The theme was The Hundred Dresses and all partygoers were asked to bring a dress to donate to a woman's shelter. The hundred dresses comes from a wonderful Newbery Honor children's book by Eleanor Estes, published in 1944.
The book shares the story of a poor Polish immigrant, Wanda Petronski, who wears the same faded old blue dress to school every day. Trying to fit in with the other girls Wanda describes in detail the hundred dresses she claims to have at home. Her classmates tease her and suddenly one day Wanda has moved away.
Maddie and Peggy later discover that Wanda didn't have actual dresses at home but she did have 100 intricate drawings of beautiful dresses. Maddie is haunted by the way she and her friends treated Wanda and regrets never doing anything to stop the mocking even though it made Maddie feel uncomfortable. Maddie realized she'd been fearful that if she stood up for Wanda her friends might turn on her and ridicule her.
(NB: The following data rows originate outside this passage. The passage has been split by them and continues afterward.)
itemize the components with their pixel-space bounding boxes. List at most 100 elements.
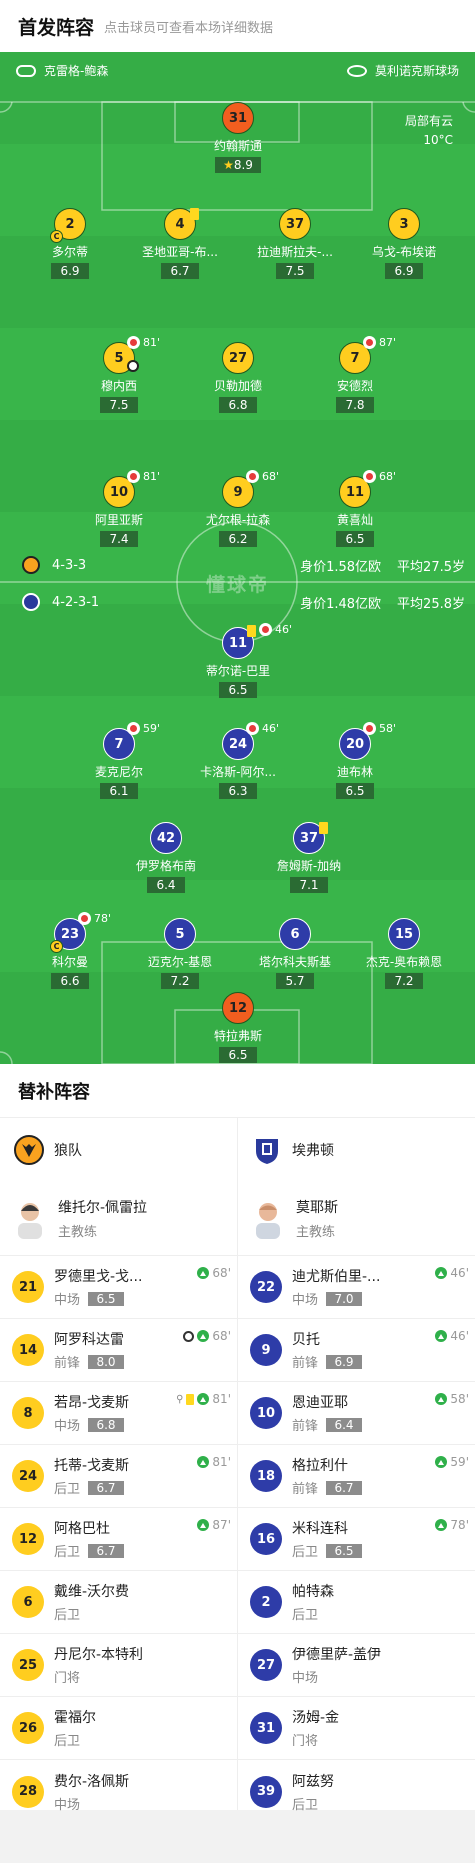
sub-out-icon (246, 470, 259, 483)
everton-crest-icon (22, 593, 40, 611)
sub-out-icon (127, 336, 140, 349)
sub-out-icon (127, 470, 140, 483)
sub-out-badge: 81' (127, 336, 160, 349)
player-home[interactable]: 3 乌戈-布埃诺 6.9 (354, 208, 454, 279)
player-home[interactable]: 2 多尔蒂 6.9 (20, 208, 120, 279)
sub-out-icon (363, 336, 376, 349)
whistle-icon (16, 64, 36, 77)
player-home[interactable]: 4 圣地亚哥-布... 6.7 (130, 208, 230, 279)
sub-in-icon (197, 1393, 210, 1405)
coach-row[interactable]: 维托尔-佩雷拉 主教练 (0, 1182, 237, 1256)
assist-icon: ⚲ (176, 1393, 184, 1405)
sub-in-icon (435, 1330, 448, 1342)
sub-player-row[interactable]: 27 伊德里萨-盖伊 中场 (238, 1634, 475, 1697)
player-home-gk[interactable]: 31 约翰斯通 ★8.9 (188, 102, 288, 173)
sub-out-badge: 46' (246, 722, 279, 735)
sub-out-badge: 81' (127, 470, 160, 483)
sub-player-row[interactable]: 18 格拉利什 前锋 6.7 59' (238, 1445, 475, 1508)
stadium-icon (346, 64, 367, 77)
star-icon: ★ (223, 158, 234, 172)
player-away[interactable]: 15 杰克-奥布赖恩 7.2 (354, 918, 454, 989)
player-away[interactable]: 23 科尔曼 6.6 (20, 918, 120, 989)
coach-row[interactable]: 莫耶斯 主教练 (238, 1182, 475, 1256)
sub-player-row[interactable]: 26 霍福尔 后卫 (0, 1697, 237, 1760)
sub-player-row[interactable]: 8 若昂-戈麦斯 中场 6.8 ⚲ 81' (0, 1382, 237, 1445)
goal-ball-icon (183, 1330, 195, 1342)
sub-in-icon (197, 1330, 210, 1342)
sub-out-icon (78, 912, 91, 925)
player-away[interactable]: 6 塔尔科夫斯基 5.7 (245, 918, 345, 989)
home-subs: 狼队 维托尔-佩雷拉 主教练 21 罗德里戈-戈... 中场 6.5 68' 14 … (0, 1118, 237, 1823)
sub-in-icon (435, 1519, 448, 1531)
away-subs: 埃弗顿 莫耶斯 主教练 22 迪尤斯伯里-... 中场 7.0 46' 9 贝托 前锋… (238, 1118, 475, 1823)
player-away[interactable]: 20 迪布林 6.5 (305, 728, 405, 799)
sub-player-row[interactable]: 6 戴维-沃尔费 后卫 (0, 1571, 237, 1634)
sub-player-row[interactable]: 25 丹尼尔-本特利 门将 (0, 1634, 237, 1697)
sub-out-icon (363, 470, 376, 483)
player-home[interactable]: 37 拉迪斯拉夫-... 7.5 (245, 208, 345, 279)
sub-out-badge: 78' (78, 912, 111, 925)
player-home[interactable]: 5 穆内西 7.5 (69, 342, 169, 413)
sub-player-row[interactable]: 21 罗德里戈-戈... 中场 6.5 68' (0, 1256, 237, 1319)
away-team-summary: 4-2-3-1 身价1.48亿欧 平均25.8岁 (22, 591, 465, 613)
sub-player-row[interactable]: 31 汤姆-金 门将 (238, 1697, 475, 1760)
sub-player-row[interactable]: 9 贝托 前锋 6.9 46' (238, 1319, 475, 1382)
sub-out-icon (363, 722, 376, 735)
player-away[interactable]: 7 麦克尼尔 6.1 (69, 728, 169, 799)
sub-out-badge: 87' (363, 336, 396, 349)
coach-avatar (14, 1199, 46, 1239)
wolves-crest-icon (14, 1135, 44, 1165)
home-coach: 克雷格-鲍森 (16, 62, 108, 79)
player-home[interactable]: 7 安德烈 7.8 (305, 342, 405, 413)
sub-player-row[interactable]: 2 帕特森 后卫 (238, 1571, 475, 1634)
sub-out-badge: 68' (363, 470, 396, 483)
sub-player-row[interactable]: 12 阿格巴杜 后卫 6.7 87' (0, 1508, 237, 1571)
coach-avatar (252, 1199, 284, 1239)
sub-out-badge: 59' (127, 722, 160, 735)
sub-player-row[interactable]: 24 托蒂-戈麦斯 后卫 6.7 81' (0, 1445, 237, 1508)
sub-player-row[interactable]: 39 阿兹努 后卫 (238, 1760, 475, 1823)
sub-in-icon (435, 1456, 448, 1468)
sub-player-row[interactable]: 10 恩迪亚耶 前锋 6.4 58' (238, 1382, 475, 1445)
sub-out-badge: 46' (259, 623, 292, 636)
player-away-gk[interactable]: 12 特拉弗斯 6.5 (188, 992, 288, 1063)
home-team-header[interactable]: 狼队 (0, 1118, 237, 1182)
player-away[interactable]: 5 迈克尔-基恩 7.2 (130, 918, 230, 989)
player-away[interactable]: 11 蒂尔诺-巴里 6.5 (188, 627, 288, 698)
player-home[interactable]: 27 贝勒加德 6.8 (188, 342, 288, 413)
player-away[interactable]: 37 詹姆斯-加纳 7.1 (259, 822, 359, 893)
sub-player-row[interactable]: 28 费尔-洛佩斯 中场 (0, 1760, 237, 1823)
wolves-crest-icon (22, 556, 40, 574)
player-away[interactable]: 24 卡洛斯-阿尔... 6.3 (188, 728, 288, 799)
yellow-card-icon (186, 1393, 195, 1405)
sub-in-icon (435, 1393, 448, 1405)
sub-in-icon (435, 1267, 448, 1279)
sub-in-icon (197, 1519, 210, 1531)
player-home[interactable]: 9 尤尔根-拉森 6.2 (188, 476, 288, 547)
pitch: 克雷格-鲍森 莫利诺克斯球场 局部有云 10°C 懂球帝 4-3-3 身价1.5… (0, 52, 475, 1064)
sub-player-row[interactable]: 16 米科连科 后卫 6.5 78' (238, 1508, 475, 1571)
sub-out-badge: 68' (246, 470, 279, 483)
page-subtitle: 点击球员可查看本场详细数据 (104, 20, 274, 36)
player-home[interactable]: 11 黄喜灿 6.5 (305, 476, 405, 547)
yellow-card-icon (190, 208, 199, 220)
sub-player-row[interactable]: 14 阿罗科达雷 前锋 8.0 68' (0, 1319, 237, 1382)
everton-crest-icon (252, 1135, 282, 1165)
sub-player-row[interactable]: 22 迪尤斯伯里-... 中场 7.0 46' (238, 1256, 475, 1319)
substitutes-section: 替补阵容 狼队 维托尔-佩雷拉 主教练 21 罗德里戈-戈... 中场 6.5 68… (0, 1064, 475, 1813)
away-team-header[interactable]: 埃弗顿 (238, 1118, 475, 1182)
lineup-header: 首发阵容 点击球员可查看本场详细数据 (0, 0, 475, 52)
stadium: 莫利诺克斯球场 (346, 62, 459, 79)
captain-icon: C (50, 230, 63, 243)
sub-out-icon (127, 722, 140, 735)
player-home[interactable]: 10 阿里亚斯 7.4 (69, 476, 169, 547)
captain-icon: C (50, 940, 63, 953)
player-away[interactable]: 42 伊罗格布南 6.4 (116, 822, 216, 893)
yellow-card-icon (247, 625, 256, 637)
sub-out-badge: 58' (363, 722, 396, 735)
sub-in-icon (197, 1456, 210, 1468)
sub-out-icon (259, 623, 272, 636)
substitutes-title: 替补阵容 (0, 1064, 475, 1118)
goal-ball-icon (127, 360, 139, 372)
sub-out-icon (246, 722, 259, 735)
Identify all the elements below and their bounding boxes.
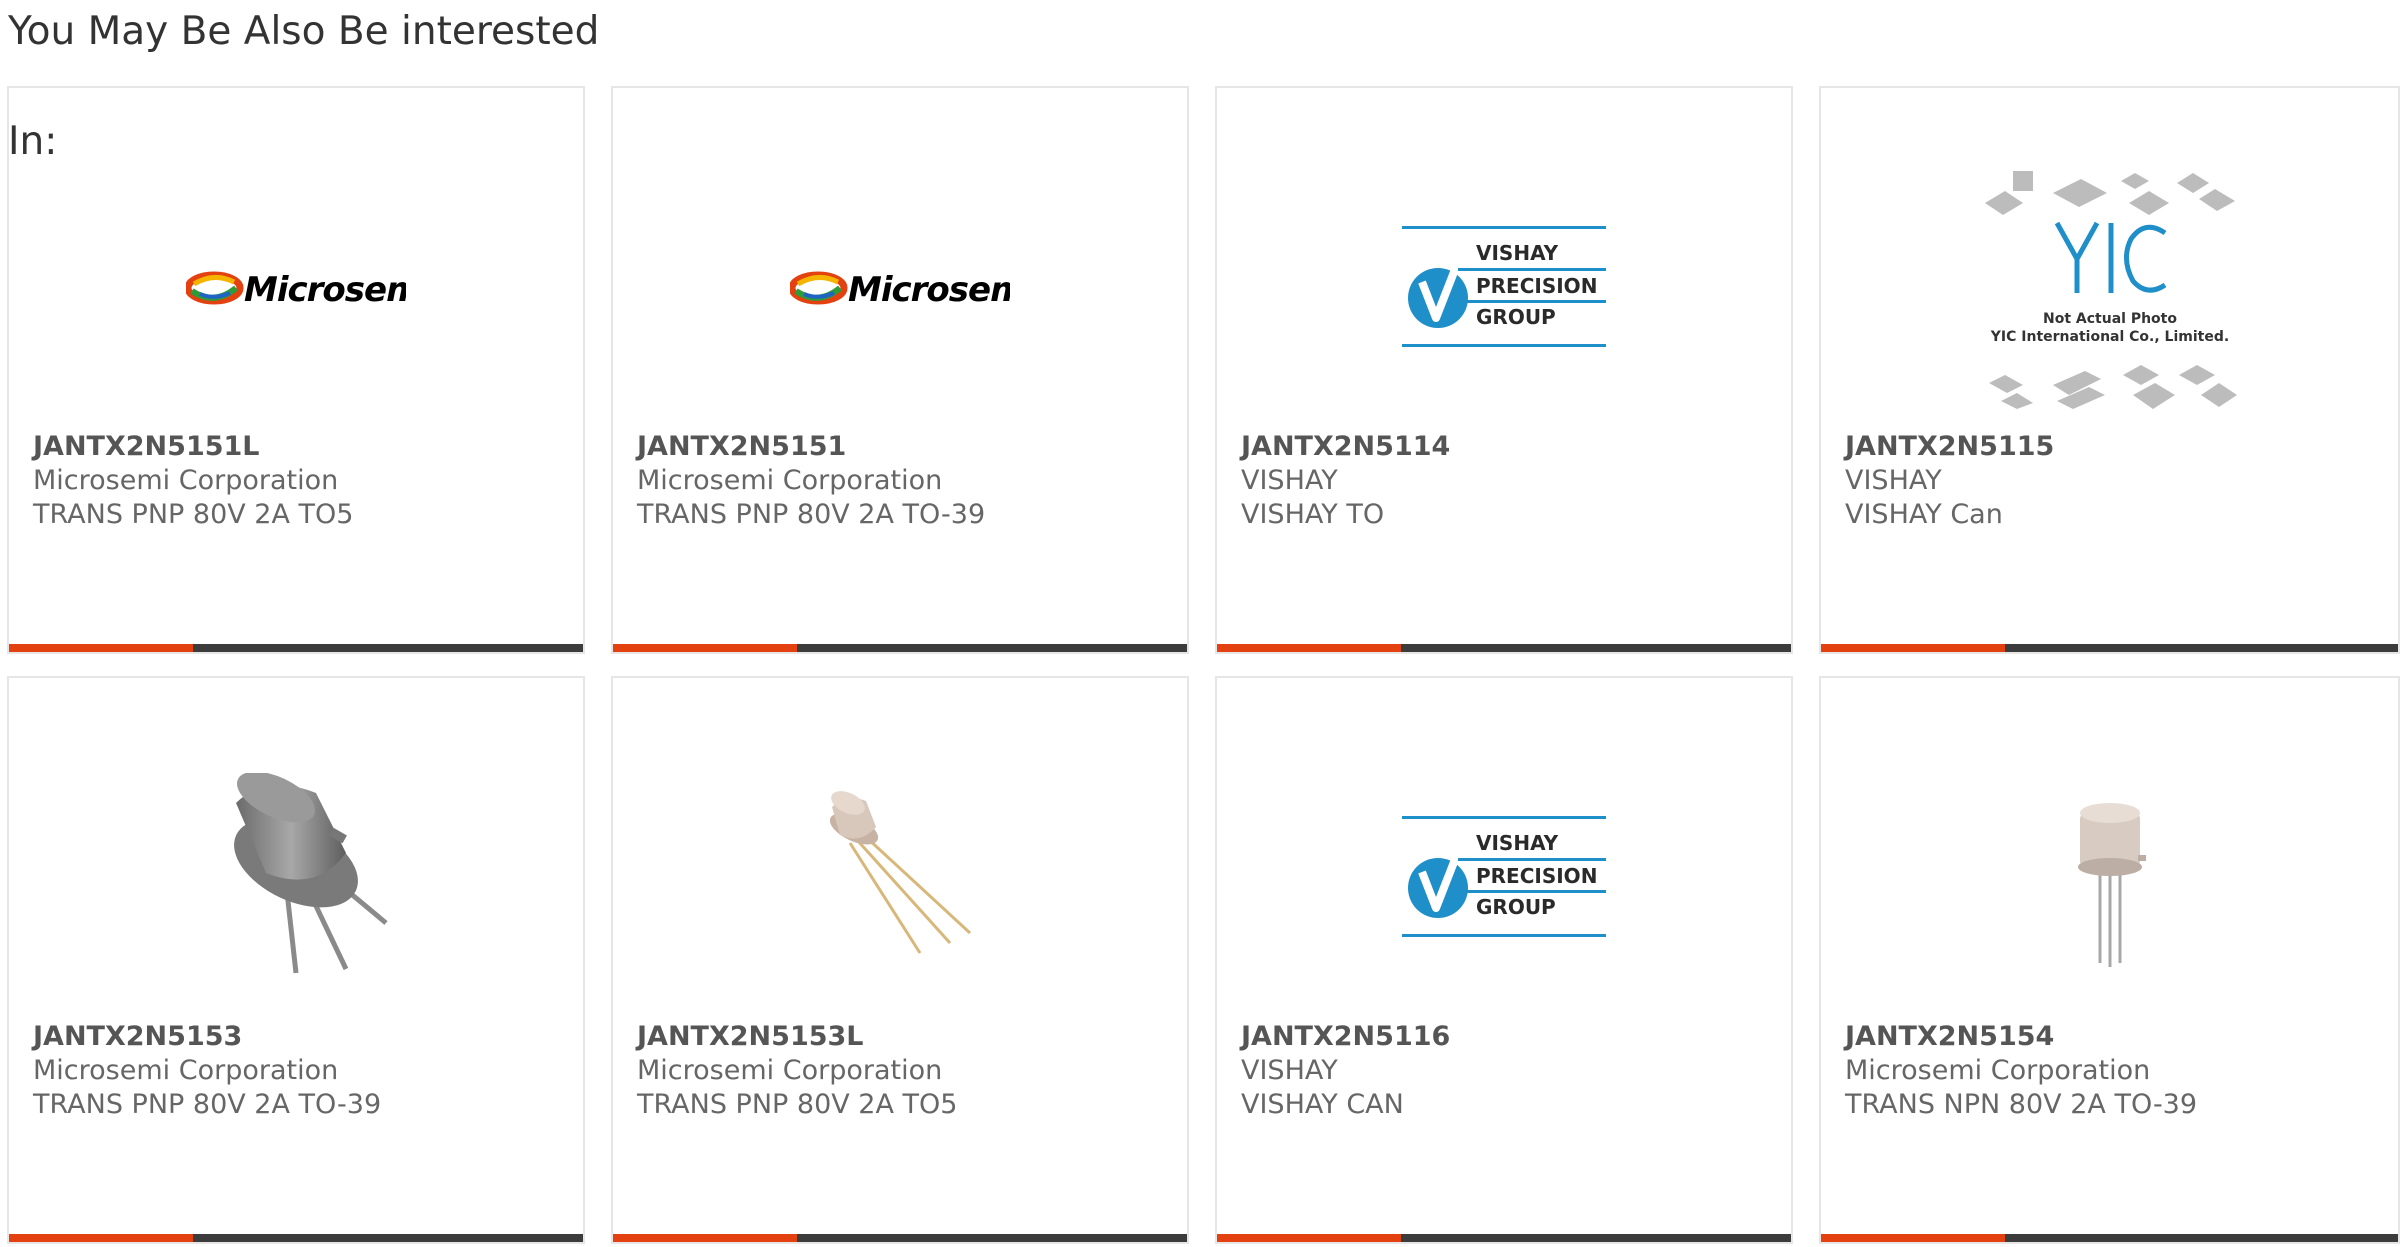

It's a charming old book and some would say a little overtly didactic but I don't really mind kid lit with characters like Maddie who grow through experience, even if the author's moralizing is a tad obvious.
Hey, if it helps me think about compassion and the importance of standing up for what is right, I'm not opposed to some blatant gestures of moral instruction through story telling. Although I know children's literature professors who believe books intended to teach lessons are blasphemous! Oh, well! I like them anyway.
Maddie's recognition of her role in hurting Wanda reminds me of the famous Abraham Lincoln quote: "To sin by silence when they should protest makes cowards of men."